The "responsibility to protect" (R2P) norm - a proud Canadian initiative launched and supported by successive governments under three different prime ministers - was endorsed by the world leaders gathered at the United Nations in 2005. Revolutionary commitments made at grand summits can suffer many a slip by the time action is required.
Make no mistake: R2P is not just a slogan but a call to action. Failure to act will make a mockery of the noble sentiments.
Recognizing that the global endorsement of the norm in 2005 was but the prelude to translating it into timely action to prevent crises and stop atrocities, a new Global Centre for R2P ( http://www.globalcentrer2p.org/) was launched yesterday at the UN.
The first danger is an embarrassed retreat from the agreed norm of 2005 based on buyers' remorse. Some national diplomats insist with straight faces that the UN rejected R2P in 2005. Continued advocacy and activism is needed to hold all governments' feet to the fire of individual and collective responsibility to protect at-risk populations. Regimes that fear the searchlight of international attention being shone on their misdeeds will try to chip away at R2P until only its façade remains.
They cannot be allowed to succeed. Better that they live with this fear than their people fear death and disappearance squads.
An opposite danger lies with aggressive humanitarian warriors who gave "humanitarian intervention" a bad name in the first place. Iraq is the best example of why the authors and promoters of R2P should fear "friends" as much as opponents. Developing countries' histories and collective memories are full of trauma and suffering rooted in the white man's burden. The weight of that historical baggage is too strong to sustain the continued use of the language of humanitarian intervention. The R2P formulation is less confrontational and polarizing, more likely to lead to North-South consensus.
Throughout history, major powers have intervened against weaker states. R2P offers better protection through jointly negotiated rules for when outside intervention is justified and how it may be done under UN authority rather than unilaterally. It will thus lead to the "Gulliverization" of major power use of force, tying it with numerous threads of global norms and rules. Absent R2P, they have more freedom, not less, to do what they want.

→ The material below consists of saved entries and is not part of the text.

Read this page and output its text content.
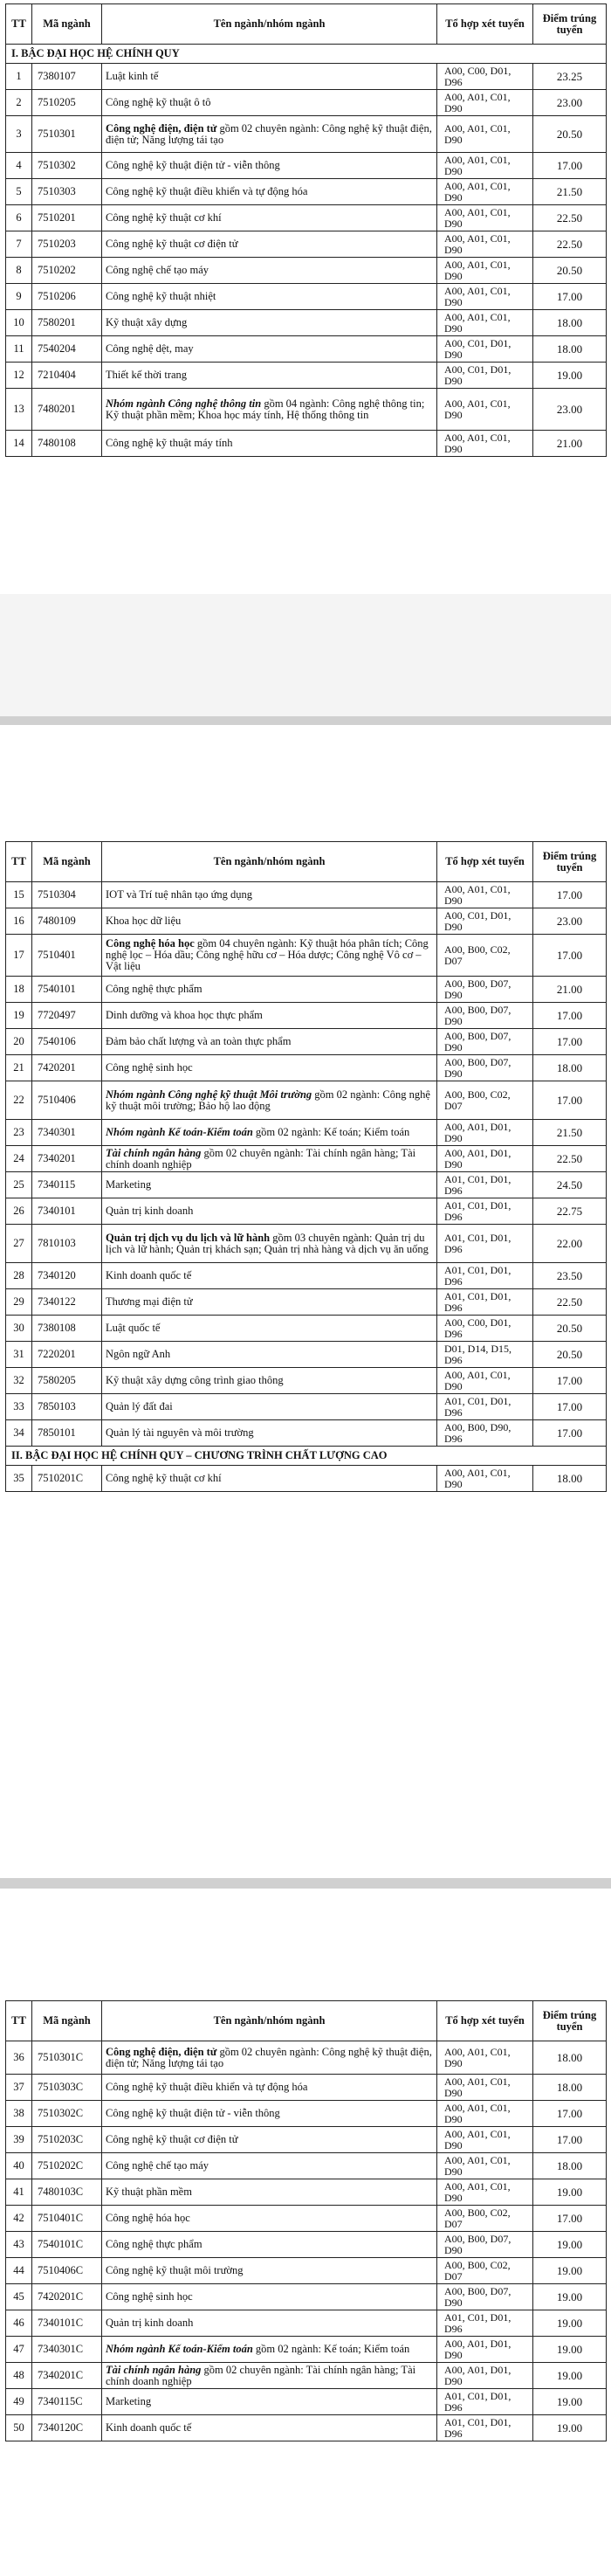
TT	Mã ngành	Tên ngành/nhóm ngành	Tổ hợp xét tuyển	Điểm trúng tuyển
I. BẬC ĐẠI HỌC HỆ CHÍNH QUY				
1	7380107	Luật kinh tế	A00, C00, D01, D96	23.25
2	7510205	Công nghệ kỹ thuật ô tô	A00, A01, C01, D90	23.00
3	7510301	Công nghệ điện, điện tử gồm 02 chuyên ngành: Công nghệ kỹ thuật điện, điện tử; Năng lượng tái tạo	A00, A01, C01, D90	20.50
4	7510302	Công nghệ kỹ thuật điện tử - viễn thông	A00, A01, C01, D90	17.00
5	7510303	Công nghệ kỹ thuật điều khiển và tự động hóa	A00, A01, C01, D90	21.50
6	7510201	Công nghệ kỹ thuật cơ khí	A00, A01, C01, D90	22.50
7	7510203	Công nghệ kỹ thuật cơ điện tử	A00, A01, C01, D90	22.50
8	7510202	Công nghệ chế tạo máy	A00, A01, C01, D90	20.50
9	7510206	Công nghệ kỹ thuật nhiệt	A00, A01, C01, D90	17.00
10	7580201	Kỹ thuật xây dựng	A00, A01, C01, D90	18.00
11	7540204	Công nghệ dệt, may	A00, C01, D01, D90	18.00
12	7210404	Thiết kế thời trang	A00, C01, D01, D90	19.00
13	7480201	Nhóm ngành Công nghệ thông tin gồm 04 ngành: Công nghệ thông tin; Kỹ thuật phần mềm; Khoa học máy tính, Hệ thống thông tin	A00, A01, C01, D90	23.00
14	7480108	Công nghệ kỹ thuật máy tính	A00, A01, C01, D90	21.00
TT	Mã ngành	Tên ngành/nhóm ngành	Tổ hợp xét tuyển	Điểm trúng tuyển
15	7510304	IOT và Trí tuệ nhân tạo ứng dụng	A00, A01, C01, D90	17.00
16	7480109	Khoa học dữ liệu	A00, C01, D01, D90	23.00
17	7510401	Công nghệ hóa học gồm 04 chuyên ngành: Kỹ thuật hóa phân tích; Công nghệ lọc – Hóa dầu; Công nghệ hữu cơ – Hóa dược; Công nghệ Vô cơ – Vật liệu	A00, B00, C02, D07	17.00
18	7540101	Công nghệ thực phẩm	A00, B00, D07, D90	21.00
19	7720497	Dinh dưỡng và khoa học thực phẩm	A00, B00, D07, D90	17.00
20	7540106	Đảm bảo chất lượng và an toàn thực phẩm	A00, B00, D07, D90	17.00
21	7420201	Công nghệ sinh học	A00, B00, D07, D90	18.00
22	7510406	Nhóm ngành Công nghệ kỹ thuật Môi trường gồm 02 ngành: Công nghệ kỹ thuật môi trường; Bảo hộ lao động	A00, B00, C02, D07	17.00
23	7340301	Nhóm ngành Kế toán-Kiểm toán gồm 02 ngành: Kế toán; Kiểm toán	A00, A01, D01, D90	21.50
24	7340201	Tài chính ngân hàng gồm 02 chuyên ngành: Tài chính ngân hàng; Tài chính doanh nghiệp	A00, A01, D01, D90	22.50
25	7340115	Marketing	A01, C01, D01, D96	24.50
26	7340101	Quản trị kinh doanh	A01, C01, D01, D96	22.75
27	7810103	Quản trị dịch vụ du lịch và lữ hành gồm 03 chuyên ngành: Quản trị du lịch và lữ hành; Quản trị khách sạn; Quản trị nhà hàng và dịch vụ ăn uống	A01, C01, D01, D96	22.00
28	7340120	Kinh doanh quốc tế	A01, C01, D01, D96	23.50
29	7340122	Thương mại điện tử	A01, C01, D01, D96	22.50
30	7380108	Luật quốc tế	A00, C00, D01, D96	20.50
31	7220201	Ngôn ngữ Anh	D01, D14, D15, D96	20.50
32	7580205	Kỹ thuật xây dựng công trình giao thông	A00, A01, C01, D90	17.00
33	7850103	Quản lý đất đai	A01, C01, D01, D96	17.00
34	7850101	Quản lý tài nguyên và môi trường	A00, B00, D90, D96	17.00
II. BẬC ĐẠI HỌC HỆ CHÍNH QUY – CHƯƠNG TRÌNH CHẤT LƯỢNG CAO				
35	7510201C	Công nghệ kỹ thuật cơ khí	A00, A01, C01, D90	18.00
TT	Mã ngành	Tên ngành/nhóm ngành	Tổ hợp xét tuyển	Điểm trúng tuyển
36	7510301C	Công nghệ điện, điện tử gồm 02 chuyên ngành: Công nghệ kỹ thuật điện, điện tử; Năng lượng tái tạo	A00, A01, C01, D90	18.00
37	7510303C	Công nghệ kỹ thuật điều khiển và tự động hóa	A00, A01, C01, D90	18.00
38	7510302C	Công nghệ kỹ thuật điện tử - viễn thông	A00, A01, C01, D90	17.00
39	7510203C	Công nghệ kỹ thuật cơ điện tử	A00, A01, C01, D90	17.00
40	7510202C	Công nghệ chế tạo máy	A00, A01, C01, D90	18.00
41	7480103C	Kỹ thuật phần mềm	A00, A01, C01, D90	19.00
42	7510401C	Công nghệ hóa học	A00, B00, C02, D07	17.00
43	7540101C	Công nghệ thực phẩm	A00, B00, D07, D90	19.00
44	7510406C	Công nghệ kỹ thuật môi trường	A00, B00, C02, D07	19.00
45	7420201C	Công nghệ sinh học	A00, B00, D07, D90	19.00
46	7340101C	Quản trị kinh doanh	A01, C01, D01, D96	19.00
47	7340301C	Nhóm ngành Kế toán-Kiểm toán gồm 02 ngành: Kế toán; Kiểm toán	A00, A01, D01, D90	19.00
48	7340201C	Tài chính ngân hàng gồm 02 chuyên ngành: Tài chính ngân hàng; Tài chính doanh nghiệp	A00, A01, D01, D90	19.00
49	7340115C	Marketing	A01, C01, D01, D96	19.00
50	7340120C	Kinh doanh quốc tế	A01, C01, D01, D96	19.00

Overenthusiastic supporters also can misuse the concept in non-R2P contexts. A group of retired NATO generals recently used it to advocate the first use of nuclear weapons to prevent nuclear proliferation. R2P is rooted in human solidarity, not in exceptionalism of the virtuous West against the evil rest.
The new global centre will work to operationalize R2P. UN Secretary-General Ban Ki-moon has welcomed it as "an effective advocate in the struggle to prevent the world's most heinous mass crimes." Supported by Canada, Rwanda and other governments, foundations and private donors, it will generate research, conduct high-level advocacy and facilitate activities of those working to advance the R2P agenda. It will be the hub of affiliated regional centres in Asia, Australia, Africa, Europe and elsewhere.
Millions lost their lives during the Holocaust and in Cambodia, Rwanda, Srebrenica, and Darfur. After each we said "never again," and then looked back each next time with incomprehension, horror, anger and shame. How could we possibly have let it all happen again? Our responses have been ad hoc and reactive, not consolidated, comprehensive and systematic. We need a "paradigm shift" from a culture of reaction to one of prevention and rebuilding.
Intervention to protect civilian victims differs, conceptually and operationally, from war, collective security and peacekeeping. It requires its own guidelines and rules of engagement, as well as relationships to civil authorities and humanitarian actors. These differences need to be identified, articulated and incorporated into military training manuals and courses.
Each particular conflict requires its own specific protection actions against threats to the people at risk there, with the UN agencies acting collaboratively with local civil society actors, NGOs and Red Cross representatives. They must come together in a distinct protection cluster to assess needs and priorities for each vulnerable group requiring protection and identifying, in advance, the custom-tailored responses for prevention and rebuilding.
The Global Centre for R2P will be a catalyst for implementing the commitment of all countries to protect people around the world from genocide, crimes against humanity, ethnic cleansing and war crimes. Based in our common humanity, R2P aims to rescue vulnerable communities so that groups condemned to die in fear can live in hope instead - else we will not be able to live with ourselves.